Reports by the official Xinhua News Agency of a "violent terrorist incident" in Turpan in eastern Xinjiang that killed 27 people was top news on many Chinese-language mainland news portals when the story broke on Wednesday. However, the story is missing on many news websites today.
"We strongly condemn this savage act of violent terror. 88% of the residents of Shanshan County in Turpan region are Uighurs and public order is good, but these thugs destroyed local social stability and also committed unpardonable heinous crimes. They are the enemies of the people of Xinjiang, and the enemies of the Uighurs of Xinjiang," the Global Times comments.
Mainland media coverage of the violence is restricted largely to the English-language press.
The English-language China Daily says the incident is strikingly similar to a "terrorist attack" in April that left at least 21 people dead near Kashgar in the western part of Xinjiang and says possible links with "overseas terrorist cells" must be investigated.
Li Wei, an expert on anti-terrorism with the Chinese Institutes of Contemporary International Relations, a state security ministry-affiliated think-tank, tells the China Daily that "terrorists" have turned to eastern Xinjiang since security was strengthened in southern Xinjiang, where several similar attacks occurred in recent years.
Turning to Hong Kong, the South China Morning Post says a US Senate vote on Thursday over the city's bid for visa-free access to the US may be in jeopardy amid Washington's anger over the departure of US whistle-blower Edward Snowden.
"This 'visa waiver' which was supposed to be reciprocal has now become a means for the US to attack and retaliate.
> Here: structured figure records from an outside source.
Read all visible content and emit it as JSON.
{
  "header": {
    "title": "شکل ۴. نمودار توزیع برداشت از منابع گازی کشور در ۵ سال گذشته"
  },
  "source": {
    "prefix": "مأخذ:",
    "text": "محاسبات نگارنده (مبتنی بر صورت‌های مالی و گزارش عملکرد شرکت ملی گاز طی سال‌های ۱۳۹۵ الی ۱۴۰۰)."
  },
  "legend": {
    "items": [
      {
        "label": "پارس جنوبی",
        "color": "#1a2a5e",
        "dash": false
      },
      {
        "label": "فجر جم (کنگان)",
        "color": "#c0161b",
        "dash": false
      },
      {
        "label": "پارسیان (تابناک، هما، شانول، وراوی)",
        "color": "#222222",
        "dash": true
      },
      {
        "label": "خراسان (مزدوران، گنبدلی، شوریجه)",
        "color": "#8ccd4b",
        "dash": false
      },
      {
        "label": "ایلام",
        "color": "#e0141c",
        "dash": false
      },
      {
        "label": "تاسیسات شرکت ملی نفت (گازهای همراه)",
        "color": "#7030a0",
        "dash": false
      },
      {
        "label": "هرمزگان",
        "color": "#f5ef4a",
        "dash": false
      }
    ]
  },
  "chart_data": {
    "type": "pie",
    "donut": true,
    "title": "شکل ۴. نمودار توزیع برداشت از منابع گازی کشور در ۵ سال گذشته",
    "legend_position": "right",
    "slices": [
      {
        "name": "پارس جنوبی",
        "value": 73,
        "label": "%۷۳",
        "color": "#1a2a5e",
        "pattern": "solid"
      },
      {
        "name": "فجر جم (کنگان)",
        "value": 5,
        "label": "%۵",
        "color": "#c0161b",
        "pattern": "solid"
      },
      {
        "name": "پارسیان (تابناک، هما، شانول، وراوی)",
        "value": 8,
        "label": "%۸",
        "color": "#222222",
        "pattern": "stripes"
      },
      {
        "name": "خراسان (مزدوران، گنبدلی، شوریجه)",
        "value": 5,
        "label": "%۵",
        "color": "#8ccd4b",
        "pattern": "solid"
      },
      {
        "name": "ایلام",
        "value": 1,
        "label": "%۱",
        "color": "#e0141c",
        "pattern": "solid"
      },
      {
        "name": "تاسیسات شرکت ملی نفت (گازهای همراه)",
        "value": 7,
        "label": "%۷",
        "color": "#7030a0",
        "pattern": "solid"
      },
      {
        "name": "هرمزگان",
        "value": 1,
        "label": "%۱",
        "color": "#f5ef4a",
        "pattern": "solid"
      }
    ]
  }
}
This matter is enough to prove that the US government is an out-and-out political rogue," the Ta Kung Pao, a Beijing-backed Hong Kong daily, comments.
The Wen Wei Po, a Beijing-backed Hong Kong newspaper, says China and Russia do not want the Snowden case to drag on and damage relations with the US when "cooperation and compromises are urgently needed" between the three countries on the Syrian war and other global affairs.
A South China Morning Post editorial says the Snowden case is an "isolated one" that must not be allowed to disrupt ties between Hong Kong and the US.